Brandon Borzelli’s Geek Goggle Reviews
Cornell, Stegman, Morales & Curiel
Wolverine re-launches with a new direction on the character but the opening issue falls flat in informing new readers as to what’s come before. On the other hand the direction of this series is made perfectly clear especially by issue’s end. Generally the issue is an okay read but isn’t anything that we haven’t seen before. If you are already engaged in this story from the previous volume then I assume you will enjoy this more than the new reader. With that in mind, I’m not sure why it was re-launched.
The issue is very disjointed as it jumps around the timeline and the stories within the timeline. Essentially the base of the issue is Wolverine on a mission with a cast of characters that I’m not familiar with. Rather than getting that backstory we get the story about how Wolverine sort ended up with the mindset that leads into the cliffhanger at the end.

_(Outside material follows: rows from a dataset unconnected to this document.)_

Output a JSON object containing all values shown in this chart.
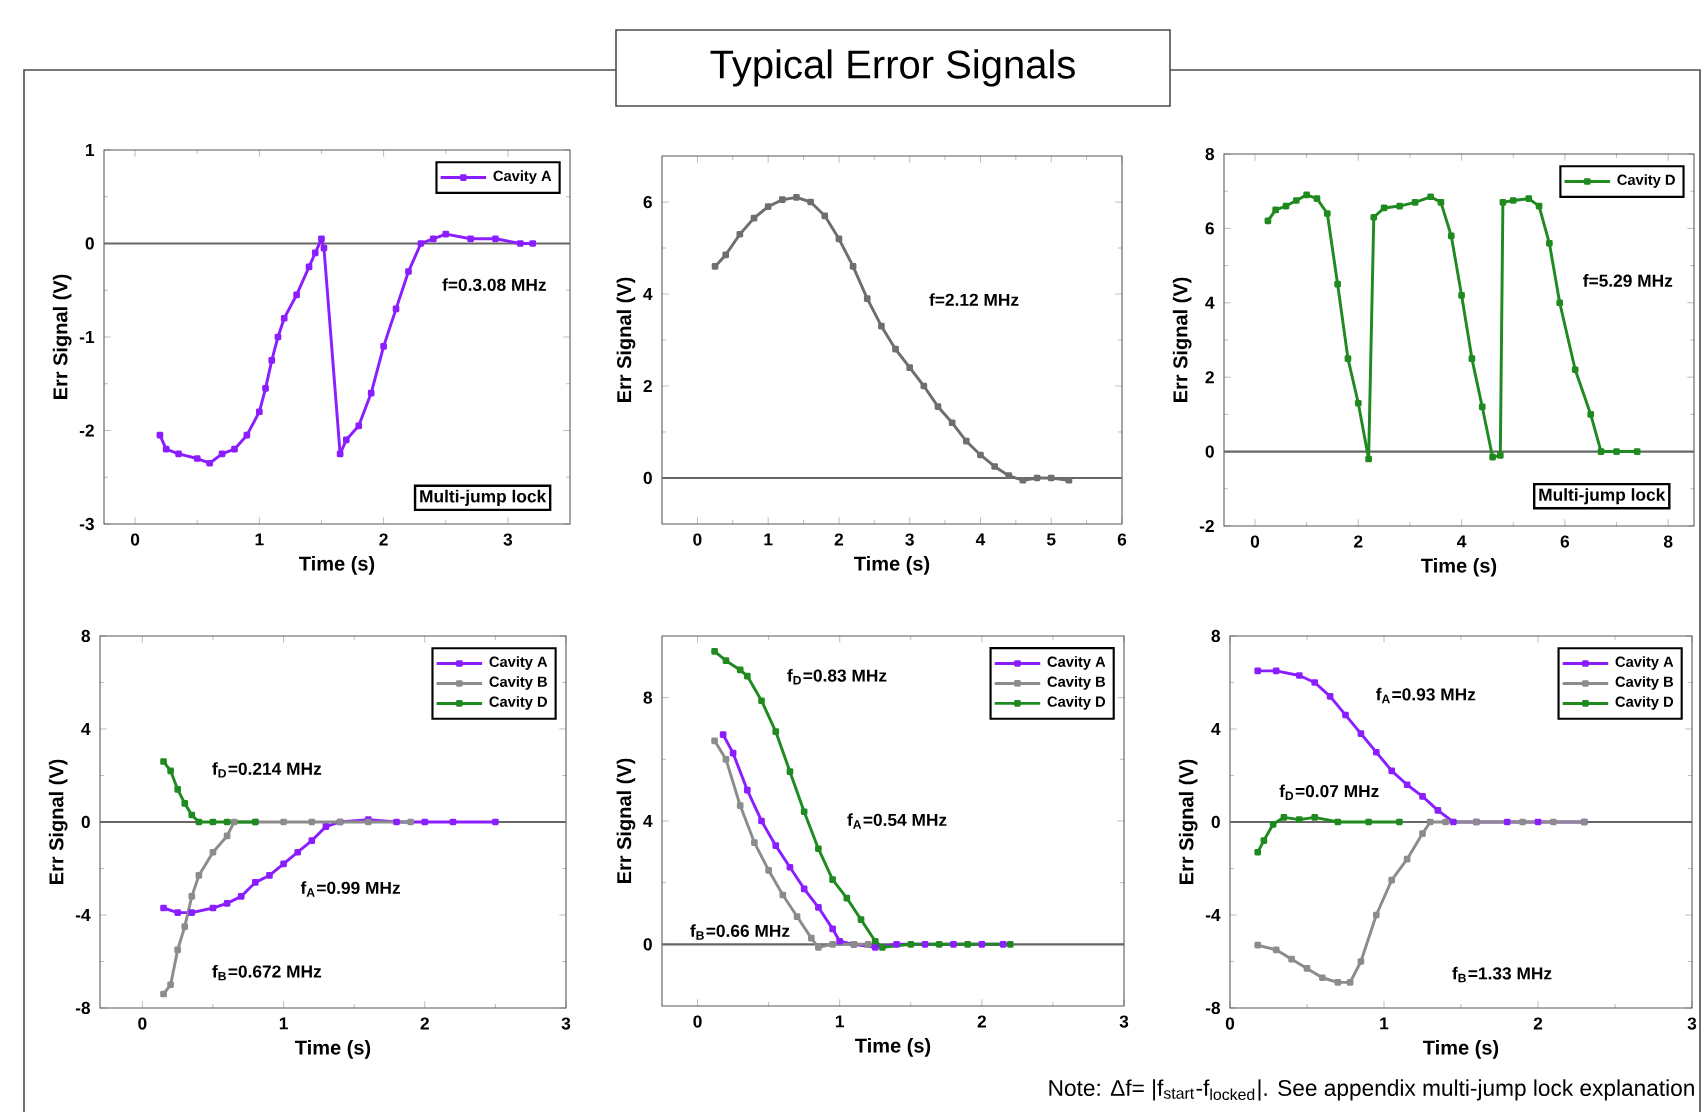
{
  "chart_data": [
    {
      "type": "other",
      "title": "Typical Error Signals",
      "annotations": [
        "Note: Δf= |f$_{start}$-f$_{locked}$|. See appendix multi-jump lock explanation"
      ]
    },
    {
      "type": "line",
      "xlabel": "Time (s)",
      "ylabel": "Err Signal (V)",
      "xlim": [
        -0.25,
        3.5
      ],
      "xticks": [
        0,
        1,
        2,
        3
      ],
      "ylim": [
        -3,
        1
      ],
      "yticks": [
        -3,
        -2,
        -1,
        0,
        1
      ],
      "marker": "square",
      "legend": "top right",
      "series": [
        {
          "name": "Cavity A",
          "color": "#8b1eff",
          "x": [
            0.2,
            0.25,
            0.35,
            0.5,
            0.6,
            0.7,
            0.8,
            0.9,
            1.0,
            1.05,
            1.1,
            1.15,
            1.2,
            1.3,
            1.4,
            1.45,
            1.5,
            1.52,
            1.65,
            1.7,
            1.8,
            1.9,
            2.0,
            2.1,
            2.2,
            2.3,
            2.4,
            2.5,
            2.7,
            2.9,
            3.1,
            3.2
          ],
          "values": [
            -2.05,
            -2.2,
            -2.25,
            -2.3,
            -2.35,
            -2.25,
            -2.2,
            -2.05,
            -1.8,
            -1.55,
            -1.25,
            -1.0,
            -0.8,
            -0.55,
            -0.25,
            -0.1,
            0.05,
            -0.05,
            -2.25,
            -2.1,
            -1.95,
            -1.6,
            -1.1,
            -0.7,
            -0.3,
            0.0,
            0.05,
            0.1,
            0.05,
            0.05,
            0.0,
            0.0
          ]
        }
      ],
      "ref_lines": [
        {
          "axis": "y",
          "value": 0,
          "color": "#666666"
        }
      ],
      "annotations": [
        "f=0.3.08 MHz",
        "Multi-jump lock"
      ]
    },
    {
      "type": "line",
      "xlabel": "Time (s)",
      "ylabel": "Err Signal (V)",
      "xlim": [
        -0.5,
        6
      ],
      "xticks": [
        0,
        1,
        2,
        3,
        4,
        5,
        6
      ],
      "ylim": [
        -1,
        7
      ],
      "yticks": [
        0,
        2,
        4,
        6
      ],
      "marker": "square",
      "series": [
        {
          "color": "#6e6e6e",
          "x": [
            0.25,
            0.4,
            0.6,
            0.8,
            1.0,
            1.2,
            1.4,
            1.6,
            1.8,
            2.0,
            2.2,
            2.4,
            2.6,
            2.8,
            3.0,
            3.2,
            3.4,
            3.6,
            3.8,
            4.0,
            4.2,
            4.4,
            4.6,
            4.8,
            5.0,
            5.25
          ],
          "values": [
            4.6,
            4.85,
            5.3,
            5.65,
            5.9,
            6.05,
            6.1,
            6.0,
            5.7,
            5.2,
            4.6,
            3.9,
            3.3,
            2.8,
            2.4,
            2.0,
            1.55,
            1.2,
            0.8,
            0.5,
            0.25,
            0.05,
            -0.05,
            0.0,
            0.0,
            -0.05
          ]
        }
      ],
      "ref_lines": [
        {
          "axis": "y",
          "value": 0,
          "color": "#666666"
        }
      ],
      "annotations": [
        "f=2.12 MHz"
      ]
    },
    {
      "type": "line",
      "xlabel": "Time (s)",
      "ylabel": "Err Signal (V)",
      "xlim": [
        -0.6,
        8.5
      ],
      "xticks": [
        0,
        2,
        4,
        6,
        8
      ],
      "ylim": [
        -2,
        8
      ],
      "yticks": [
        -2,
        0,
        2,
        4,
        6,
        8
      ],
      "marker": "square",
      "legend": "top right",
      "series": [
        {
          "name": "Cavity D",
          "color": "#1f8a1f",
          "x": [
            0.25,
            0.4,
            0.6,
            0.8,
            1.0,
            1.2,
            1.4,
            1.6,
            1.8,
            2.0,
            2.2,
            2.3,
            2.5,
            2.8,
            3.1,
            3.4,
            3.6,
            3.8,
            4.0,
            4.2,
            4.4,
            4.6,
            4.75,
            4.8,
            5.0,
            5.3,
            5.5,
            5.7,
            5.9,
            6.2,
            6.5,
            6.7,
            7.0,
            7.4
          ],
          "values": [
            6.2,
            6.5,
            6.6,
            6.75,
            6.9,
            6.8,
            6.4,
            4.5,
            2.5,
            1.3,
            -0.2,
            6.3,
            6.55,
            6.6,
            6.7,
            6.85,
            6.7,
            5.8,
            4.2,
            2.5,
            1.2,
            -0.15,
            -0.1,
            6.7,
            6.75,
            6.8,
            6.6,
            5.6,
            4.0,
            2.2,
            1.0,
            0.0,
            0.0,
            0.0
          ]
        }
      ],
      "ref_lines": [
        {
          "axis": "y",
          "value": 0,
          "color": "#666666"
        }
      ],
      "annotations": [
        "f=5.29 MHz",
        "Multi-jump lock"
      ]
    },
    {
      "type": "line",
      "xlabel": "Time (s)",
      "ylabel": "Err Signal (V)",
      "xlim": [
        -0.3,
        3
      ],
      "xticks": [
        0,
        1,
        2,
        3
      ],
      "ylim": [
        -8,
        8
      ],
      "yticks": [
        -8,
        -4,
        0,
        4,
        8
      ],
      "marker": "square",
      "legend": "top right",
      "series": [
        {
          "name": "Cavity A",
          "color": "#8b1eff",
          "x": [
            0.15,
            0.25,
            0.35,
            0.5,
            0.6,
            0.7,
            0.8,
            0.9,
            1.0,
            1.1,
            1.2,
            1.3,
            1.4,
            1.6,
            1.8,
            2.0,
            2.2,
            2.5
          ],
          "values": [
            -3.7,
            -3.9,
            -3.9,
            -3.7,
            -3.5,
            -3.2,
            -2.6,
            -2.3,
            -1.8,
            -1.3,
            -0.8,
            -0.2,
            0.0,
            0.1,
            0.0,
            0.0,
            0.0,
            0.0
          ]
        },
        {
          "name": "Cavity B",
          "color": "#8c8c8c",
          "x": [
            0.15,
            0.2,
            0.25,
            0.3,
            0.35,
            0.4,
            0.5,
            0.6,
            0.65,
            0.8,
            1.0,
            1.2,
            1.4,
            1.6,
            1.9
          ],
          "values": [
            -7.4,
            -7.0,
            -5.5,
            -4.5,
            -3.2,
            -2.3,
            -1.3,
            -0.6,
            0.0,
            0.0,
            0.0,
            0.0,
            0.0,
            0.0,
            0.0
          ]
        },
        {
          "name": "Cavity D",
          "color": "#1f8a1f",
          "x": [
            0.15,
            0.2,
            0.25,
            0.3,
            0.35,
            0.4,
            0.5,
            0.6,
            0.8
          ],
          "values": [
            2.6,
            2.2,
            1.4,
            0.8,
            0.3,
            0.0,
            0.0,
            0.0,
            0.0
          ]
        }
      ],
      "ref_lines": [
        {
          "axis": "y",
          "value": 0,
          "color": "#666666"
        }
      ],
      "annotations": [
        "f$_{D}$=0.214 MHz",
        "f$_{A}$=0.99 MHz",
        "f$_{B}$=0.672 MHz"
      ]
    },
    {
      "type": "line",
      "xlabel": "Time (s)",
      "ylabel": "Err Signal (V)",
      "xlim": [
        -0.25,
        3
      ],
      "xticks": [
        0,
        1,
        2,
        3
      ],
      "ylim": [
        -2,
        10
      ],
      "yticks": [
        0,
        4,
        8
      ],
      "marker": "square",
      "legend": "top right",
      "series": [
        {
          "name": "Cavity A",
          "color": "#8b1eff",
          "x": [
            0.18,
            0.25,
            0.35,
            0.45,
            0.55,
            0.65,
            0.75,
            0.85,
            0.95,
            1.0,
            1.1,
            1.25,
            1.4,
            1.6,
            1.8,
            2.0,
            2.15
          ],
          "values": [
            6.8,
            6.2,
            5.0,
            4.0,
            3.2,
            2.5,
            1.8,
            1.2,
            0.5,
            0.1,
            0.0,
            -0.1,
            0.0,
            0.0,
            0.0,
            0.0,
            0.0
          ]
        },
        {
          "name": "Cavity B",
          "color": "#8c8c8c",
          "x": [
            0.12,
            0.2,
            0.3,
            0.4,
            0.5,
            0.6,
            0.7,
            0.8,
            0.85,
            0.95,
            1.1,
            1.2
          ],
          "values": [
            6.6,
            6.0,
            4.5,
            3.3,
            2.4,
            1.6,
            0.9,
            0.2,
            -0.1,
            0.0,
            0.0,
            0.0
          ]
        },
        {
          "name": "Cavity D",
          "color": "#1f8a1f",
          "x": [
            0.12,
            0.2,
            0.3,
            0.35,
            0.45,
            0.55,
            0.65,
            0.75,
            0.85,
            0.95,
            1.05,
            1.15,
            1.25,
            1.3,
            1.5,
            1.7,
            1.9,
            2.2
          ],
          "values": [
            9.5,
            9.2,
            8.9,
            8.7,
            7.9,
            6.9,
            5.6,
            4.3,
            3.1,
            2.1,
            1.5,
            0.8,
            0.1,
            -0.1,
            0.0,
            0.0,
            0.0,
            0.0
          ]
        }
      ],
      "ref_lines": [
        {
          "axis": "y",
          "value": 0,
          "color": "#666666"
        }
      ],
      "annotations": [
        "f$_{D}$=0.83 MHz",
        "f$_{A}$=0.54 MHz",
        "f$_{B}$=0.66 MHz"
      ]
    },
    {
      "type": "line",
      "xlabel": "Time (s)",
      "ylabel": "Err Signal (V)",
      "xlim": [
        0,
        3
      ],
      "xticks": [
        0,
        1,
        2,
        3
      ],
      "ylim": [
        -8,
        8
      ],
      "yticks": [
        -8,
        -4,
        0,
        4,
        8
      ],
      "marker": "square",
      "legend": "top right",
      "series": [
        {
          "name": "Cavity A",
          "color": "#8b1eff",
          "x": [
            0.18,
            0.3,
            0.45,
            0.55,
            0.65,
            0.75,
            0.85,
            0.95,
            1.05,
            1.15,
            1.25,
            1.35,
            1.45,
            1.6,
            1.8,
            2.0,
            2.3
          ],
          "values": [
            6.5,
            6.5,
            6.3,
            6.0,
            5.4,
            4.6,
            3.8,
            3.0,
            2.2,
            1.6,
            1.1,
            0.5,
            0.0,
            0.0,
            0.0,
            0.0,
            0.0
          ]
        },
        {
          "name": "Cavity B",
          "color": "#8c8c8c",
          "x": [
            0.18,
            0.3,
            0.4,
            0.5,
            0.6,
            0.7,
            0.78,
            0.85,
            0.95,
            1.05,
            1.15,
            1.25,
            1.3,
            1.4,
            1.6,
            1.9,
            2.1,
            2.3
          ],
          "values": [
            -5.3,
            -5.5,
            -5.9,
            -6.3,
            -6.7,
            -6.9,
            -6.9,
            -6.0,
            -4.0,
            -2.5,
            -1.6,
            -0.5,
            0.0,
            0.0,
            0.0,
            0.0,
            0.0,
            0.0
          ]
        },
        {
          "name": "Cavity D",
          "color": "#1f8a1f",
          "x": [
            0.18,
            0.22,
            0.28,
            0.35,
            0.45,
            0.55,
            0.7,
            0.9,
            1.1
          ],
          "values": [
            -1.3,
            -0.8,
            -0.1,
            0.2,
            0.1,
            0.2,
            0.0,
            0.0,
            0.0
          ]
        }
      ],
      "ref_lines": [
        {
          "axis": "y",
          "value": 0,
          "color": "#666666"
        }
      ],
      "annotations": [
        "f$_{A}$=0.93 MHz",
        "f$_{D}$=0.07 MHz",
        "f$_{B}$=1.33 MHz"
      ]
    }
  ]
}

The aspect that works well is the setup as to why Wolverine is in armor, where he gets weapon and the basics of the mission. It’s actually an intriguing issue in that regard.
What does not work, especially for the reader picking this up having not read the previous volume, is the side conversations and their meaning. Wolverine talks with Storm and some of those references are too vague when taken in the context of this issue. And that is just one example. With the way the comic jumps around it simply feels like every few pages I was reading a completely different story.
The artwork is a style that captures the super-hero aspect of the book well but also shows off the brutal features of Wolverine. The Wolverine look where he’s a bit more hairy, more block-headed and shorter is a version that is fitting of the thuggish nature in this book. The pencils are detailed and the colors make the images pop. Overall the book is a very good visual story.
The new volume of Wolverine opens with an issue that is a direction shift for the character but tries to drag in all that came before in the previous volume. It seems to cater to the readers of the old volume which is perfectly fine. I’m not sure the curious reader is going to find this book as inviting as the #1 seems to imply. It’s worth taking a look at.